Vergessene Architekten

Bauhaus2

(Foto: © Welf Schröter)

Er gehörte für Karola Bloch zur politischen Familie, auch wenn – oder auch weil – er von Stalin verfolgt wurde. Sie, die Architektin und Bauhaus-Anhängerin, freute sich, ihn zu treffen, von ihm zu hören und zu lesen. Am 18. November 2014 jährte sich der Geburtstag des Architekten und Dessauer Bauhausdirektors Hannes Meyer zum 125. Mal.

Meyer wurde von Gropius zum Bauhaus geholt und vom ihm vertrieben, weil er zu politisch, zu politisch links war. Dieses Politische in der Architektur aber, ihre ganzheitliche Gesellschaftlichkeit war es, die Karola Bloch an Meyer schätzte und der sie selbst nachfolgen wollte.

Meyer ging mit großen Erwartungen 1930 nach Moskau. Er wollte durch neues Bauen zu neuen Gesellschaften beitragen. Mit diesem Tagtraum kam Karola Bloch 1949 in die DDR nach Leipzig. Meyer floh alsbald in die Schweiz. Seine Partnerin wurde von Stalins Häschern ermordet. Karola Bloch erhielt in der zweiten Hälfte der Fünfziger-Jahre Berufsverbot in „Pachulkistan“ (so nannte der Bloch-Schüler Jürgen Teller die DDR). 1961 wechselt die Architektin von Leipzig nach Tübingen. Beide Architekten gehören heute noch immer zu den Vergessenenen in ihrem Berufszweig.

Schon 1951 schrieb Karola Bloch an Hannes Meyer in der Schweiz, er möge nicht in die DDR kommen. Die Bauhaus-Tradition sei durch den ideologischen „Formalismusstreit“ des „sozialistischen Realismus“ weitgehend getilgt worden: „Der sowjetische Prozess brauchte hier nicht zu sein“, schrieb die Polin und Jüdin kritisch über die planwirtschaftlichen Exerzitien Ulbrichts. Karola Bloch arbeitet bis zum Tätigkeitsverbot in der DDR zu Kindertagesstätten und Kinderkrippen, da es dabei „nicht so viele Schwierigkeiten zu überwinden“ gibt. Hannes Meyers Tod 1954 hat Karola Bloch schwer getroffen.
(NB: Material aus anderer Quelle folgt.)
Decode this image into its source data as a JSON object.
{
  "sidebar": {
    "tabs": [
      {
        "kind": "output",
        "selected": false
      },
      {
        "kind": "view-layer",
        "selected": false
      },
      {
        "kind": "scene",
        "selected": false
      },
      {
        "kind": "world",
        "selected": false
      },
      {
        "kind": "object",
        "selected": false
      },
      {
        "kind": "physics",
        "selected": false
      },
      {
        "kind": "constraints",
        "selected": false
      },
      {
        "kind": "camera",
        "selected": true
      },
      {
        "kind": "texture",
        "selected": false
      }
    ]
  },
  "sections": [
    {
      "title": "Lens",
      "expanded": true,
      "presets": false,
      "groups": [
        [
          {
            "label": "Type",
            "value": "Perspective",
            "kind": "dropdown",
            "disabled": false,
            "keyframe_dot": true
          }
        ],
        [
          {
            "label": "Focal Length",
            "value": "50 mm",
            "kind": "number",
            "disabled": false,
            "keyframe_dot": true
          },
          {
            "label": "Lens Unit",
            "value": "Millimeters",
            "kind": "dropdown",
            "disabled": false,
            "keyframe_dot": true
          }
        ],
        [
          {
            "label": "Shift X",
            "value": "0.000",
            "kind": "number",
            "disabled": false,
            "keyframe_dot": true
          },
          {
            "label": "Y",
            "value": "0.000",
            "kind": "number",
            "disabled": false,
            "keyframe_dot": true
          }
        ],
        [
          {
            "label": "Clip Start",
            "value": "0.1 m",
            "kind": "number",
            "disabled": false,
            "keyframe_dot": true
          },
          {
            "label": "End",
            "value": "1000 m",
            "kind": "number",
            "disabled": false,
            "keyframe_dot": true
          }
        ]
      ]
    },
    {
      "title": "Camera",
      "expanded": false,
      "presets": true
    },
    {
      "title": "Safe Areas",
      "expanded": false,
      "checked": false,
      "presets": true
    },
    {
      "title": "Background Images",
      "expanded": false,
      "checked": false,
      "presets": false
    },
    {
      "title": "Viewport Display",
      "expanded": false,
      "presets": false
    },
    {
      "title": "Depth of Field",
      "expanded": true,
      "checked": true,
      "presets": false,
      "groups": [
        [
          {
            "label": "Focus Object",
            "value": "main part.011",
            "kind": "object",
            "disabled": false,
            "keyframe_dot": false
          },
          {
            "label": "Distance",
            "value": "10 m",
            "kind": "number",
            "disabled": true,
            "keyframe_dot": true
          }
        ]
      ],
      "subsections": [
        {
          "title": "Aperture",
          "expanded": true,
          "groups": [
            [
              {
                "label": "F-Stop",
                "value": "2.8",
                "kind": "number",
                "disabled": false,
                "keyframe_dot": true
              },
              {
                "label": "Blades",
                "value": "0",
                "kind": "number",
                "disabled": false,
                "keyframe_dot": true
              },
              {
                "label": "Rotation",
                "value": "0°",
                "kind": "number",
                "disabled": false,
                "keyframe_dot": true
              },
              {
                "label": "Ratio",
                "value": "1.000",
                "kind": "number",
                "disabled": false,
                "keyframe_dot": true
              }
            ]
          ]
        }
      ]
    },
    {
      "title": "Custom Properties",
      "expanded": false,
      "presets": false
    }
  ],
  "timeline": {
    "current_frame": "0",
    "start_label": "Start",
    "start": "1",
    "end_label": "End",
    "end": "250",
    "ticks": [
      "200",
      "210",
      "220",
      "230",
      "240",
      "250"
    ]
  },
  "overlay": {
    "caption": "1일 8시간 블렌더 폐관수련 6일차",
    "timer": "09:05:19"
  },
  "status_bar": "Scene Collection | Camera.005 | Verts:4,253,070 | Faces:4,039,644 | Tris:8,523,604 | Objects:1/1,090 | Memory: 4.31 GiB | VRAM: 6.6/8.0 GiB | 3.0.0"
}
„Daß Sie zur Familie gehören, ist selbstverständlich, und ich habe stets, allen Merkers zum Trotz, zu Ihnen gehalten und Sie stolz meinen Freund genannt!“ (Karola Bloch am 21. 10. 1951 an Hannes Meyer).

 

Karola Bloch: Der unkünstlerischste Naturalismus. Brief an Hannes Meyer. In: Irene Scherer, Welf Schröter (Hg.): Karola Bloch – Architektin, Sozialistin, Freundin. Eine Neuentdeckung des Wirkens der Bauhaus-Schülerin. (2010) ISBN 978-3-89376-073-2

„Olga“ und „Pasionaria“

Mancher Jahrestag lädt ein zu Erinnerungen und zu differenzierendem Nachdenken. Vor 25 Jahren starb am 12. November 1989 die aus dem Baskenland stammende mehr als neunzigjährige Franco-Gegnerin und Widerstandskämpferin Dolores Ibárruri. Bekannt wurde sie unter ihrem politischen Namen „La Pasionaria“. Sie gehörte zu den führenden Persönlichkeiten des spanischen Kommunismus. Nach der Niederlage der Republik gegen die faschistische Machtübernahme floh sie in die Sowjetunion.

(Foto: © Welf Schröter)

(Foto: © Welf Schröter)

„La Pasionaria“ war Kommunistin, ein Leitbild für die spanischen Frauen, ein Symbol für die „Internationalen Brigaden“ und zugleich eine loyale Interpretin des Stalinismus. Sie galt als Symbol für die antifaschistische Befreiung und war zugleich Sprecherin eines parteidiktatorischen Gesellschaftsmodells.

„La Pasionaria“ mit ihrem Ausspruch „No pasarán“ („Sie werden nicht durchkommen“) galt in ganz Europa als Sinnbild des Widerstandes gegen Hitler, gegen Franco und Mussolini. Auch die damals über dreißigjährige Karola Bloch war eine begeisterte Anhängerin der selbstbewussten Baskin und Spanierin: „So wie Rosa Luxemburg für mich auf der theoretischen Ebene ein großes Ideal war, so galt die ,Pasionaria‘ auf dem Gebiet der praktischen politischen Tätigkeit mir als Ideal“, erinnert sie sich im Gespräch im Jahr 1986 in ihrer Tübinger Wohnung.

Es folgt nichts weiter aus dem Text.